Laut einer 2022 veröffentlichten Studie von Wirtschaftswissenschaftler Lucas Chancel, verursacht das globale reichste ein Prozent 17 Prozent der Gesamtemissionen. Die gesamte untere Hälfte sei nur für 12 Prozent verantwortlich. „Hier gibt es viel Potential, ohne eine unverhältnismäßige Einschränkung des Lebensstandards Umweltverschmutzung zu reduzieren“, bemerkt Rehm.

Reich sein heißt nicht automatisch unverantwortlich der Umwelt gegenüber zu sein. „Aber im Durchschnitt zeigen die Daten sehr eindeutig, dass mit höherem Einkommen ein größerer Beitrag zur Klimakrise einhergeht“, bestätigt Rehm. Vor allem sei dies etwa auf Vielflieger:innen am obersten Rand der Einkommensverteilung zurückzuführen.

Lösungsansätze: Klimakreditkarte und Klimasoli

Als Möglichkeiten, die Politik klimasozial zu gestalten, schlagen die Forschenden eine Klimakreditkarte und einen Klimasolidaritätsbeitrag vor.
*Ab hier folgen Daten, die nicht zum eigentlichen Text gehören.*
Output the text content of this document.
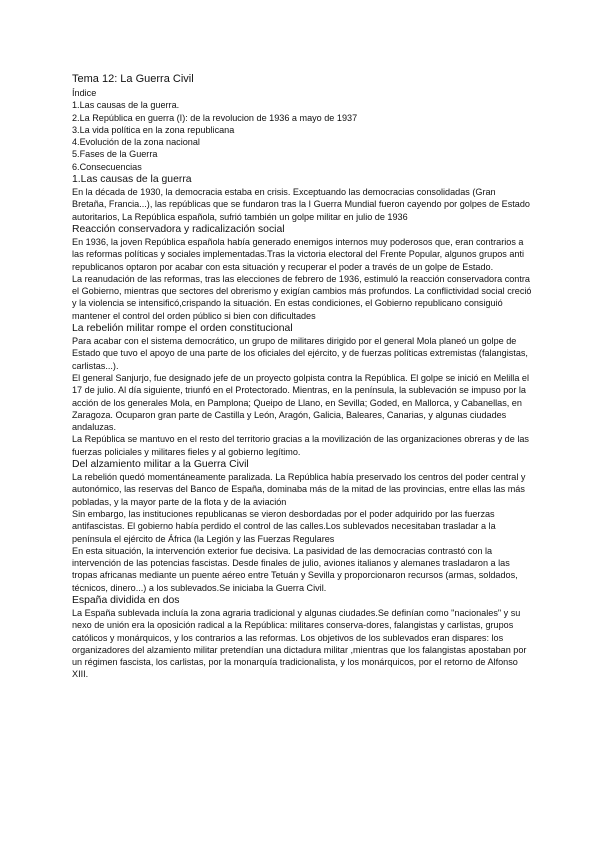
Tema 12: La Guerra Civil
Índice
1.Las causas de la guerra.
2.La República en guerra (I): de la revolucion de 1936 a mayo de 1937
3.La vida política en la zona republicana
4.Evolución de la zona nacional
5.Fases de la Guerra
6.Consecuencias
1.Las causas de la guerra

En la década de 1930, la democracia estaba en crisis. Exceptuando las democracias consolidadas (Gran Bretaña, Francia...), las repúblicas que se fundaron tras la I Guerra Mundial fueron cayendo por golpes de Estado autoritarios, La República española, sufrió también un golpe militar en julio de 1936

Reacción conservadora y radicalización social

En 1936, la joven República española había generado enemigos internos muy poderosos que, eran contrarios a las reformas políticas y sociales implementadas.Tras la victoria electoral del Frente Popular, algunos grupos anti republicanos optaron por acabar con esta situación y recuperar el poder a través de un golpe de Estado.

La reanudación de las reformas, tras las elecciones de febrero de 1936, estimuló la reacción conservadora contra el Gobierno, mientras que sectores del obrerismo y exigían cambios más profundos. La conflictividad social creció y la violencia se intensificó,crispando la situación. En estas condiciones, el Gobierno republicano consiguió mantener el control del orden público si bien con dificultades

La rebelión militar rompe el orden constitucional

Para acabar con el sistema democrático, un grupo de militares dirigido por el general Mola planeó un golpe de Estado que tuvo el apoyo de una parte de los oficiales del ejército, y de fuerzas políticas extremistas (falangistas, carlistas...).

El general Sanjurjo, fue designado jefe de un proyecto golpista contra la República. El golpe se inició en Melilla el 17 de julio. Al día siguiente, triunfó en el Protectorado. Mientras, en la península, la sublevación se impuso por la acción de los generales Mola, en Pamplona; Queipo de Llano, en Sevilla; Goded, en Mallorca, y Cabanellas, en Zaragoza. Ocuparon gran parte de Castilla y León, Aragón, Galicia, Baleares, Canarias, y algunas ciudades andaluzas.

La República se mantuvo en el resto del territorio gracias a la movilización de las organizaciones obreras y de las fuerzas policiales y militares fieles y al gobierno legítimo.

Del alzamiento militar a la Guerra Civil

La rebelión quedó momentáneamente paralizada. La República había preservado los centros del poder central y autonómico, las reservas del Banco de España, dominaba más de la mitad de las provincias, entre ellas las más pobladas, y la mayor parte de la flota y de la aviación

Sin embargo, las instituciones republicanas se vieron desbordadas por el poder adquirido por las fuerzas antifascistas. El gobierno había perdido el control de las calles.Los sublevados necesitaban trasladar a la península el ejército de África (la Legión y las Fuerzas Regulares

En esta situación, la intervención exterior fue decisiva. La pasividad de las democracias contrastó con la intervención de las potencias fascistas. Desde finales de julio, aviones italianos y alemanes trasladaron a las tropas africanas mediante un puente aéreo entre Tetuán y Sevilla y proporcionaron recursos (armas, soldados, técnicos, dinero...) a los sublevados.Se iniciaba la Guerra Civil.

España dividida en dos

La España sublevada incluía la zona agraria tradicional y algunas ciudades.Se definían como "nacionales" y su nexo de unión era la oposición radical a la República: militares conserva-dores, falangistas y carlistas, grupos católicos y monárquicos, y los contrarios a las reformas. Los objetivos de los sublevados eran dispares: los organizadores del alzamiento militar pretendían una dictadura militar ,mientras que los falangistas apostaban por un régimen fascista, los carlistas, por la monarquía tradicionalista, y los monárquicos, por el retorno de Alfonso XIII.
Ziel ist es, die Grundbedürfnisse trotz Inflation und Energiekrise zukünftig zu sichern. Mithilfe der Klimakreditkarte könnten beispielsweise Heizenergie, Nahverkehr oder Lebensmitteln bezahlt werden. Der Klimasolidaritätsbeitrag bedeutet eine progressive Steuer auf hohe Vermögen und Einkommen. Dadurch soll eine klimaneutrale Versorgungsinfrastruktur finanziert werden. „Eine Vermögenssteuer hat extrem hohe Zustimmungsraten in der Bevölkerung. Zugleich sind die Investitionsbedarfe unbestritten massiv, für eine politische Umsetzbarkeit braucht es eine stärkere Beteiligung der Vielverbraucher:innen an deren Finanzierung“, erklärt Rehm.

Ob die Menschen am oberen Einkommensrand mit einem Klimasoli einverstanden wären, ist zwar ungewiss, doch Professorin Rehm weiß durch Untersuchungen der Ökonomin Stefanie Stantcheva, dass die „Unterstützung für klimaschützende Maßnahmen unter anderem von deren wahrgenommener Verteilungswirkung abhängt.“ Das bedeutet, wenn sich die Reichen aus Einschränkungen „auskaufen“, protestieren diejenigen, die dann von der Klimapolitik betroffen wären. „Deswegen liegt uns unser Vorschlag besonders am Herzen, eine progressive Nutzungsabgabe auf besonders energieintensiven Konsum, sogenannte ‚Luxusemissionen‘, wie viele Flugreisen, einzuführen.“ Das stelle auch für Reiche erhöhte Kosten für umweltschädliches Verhalten sicher.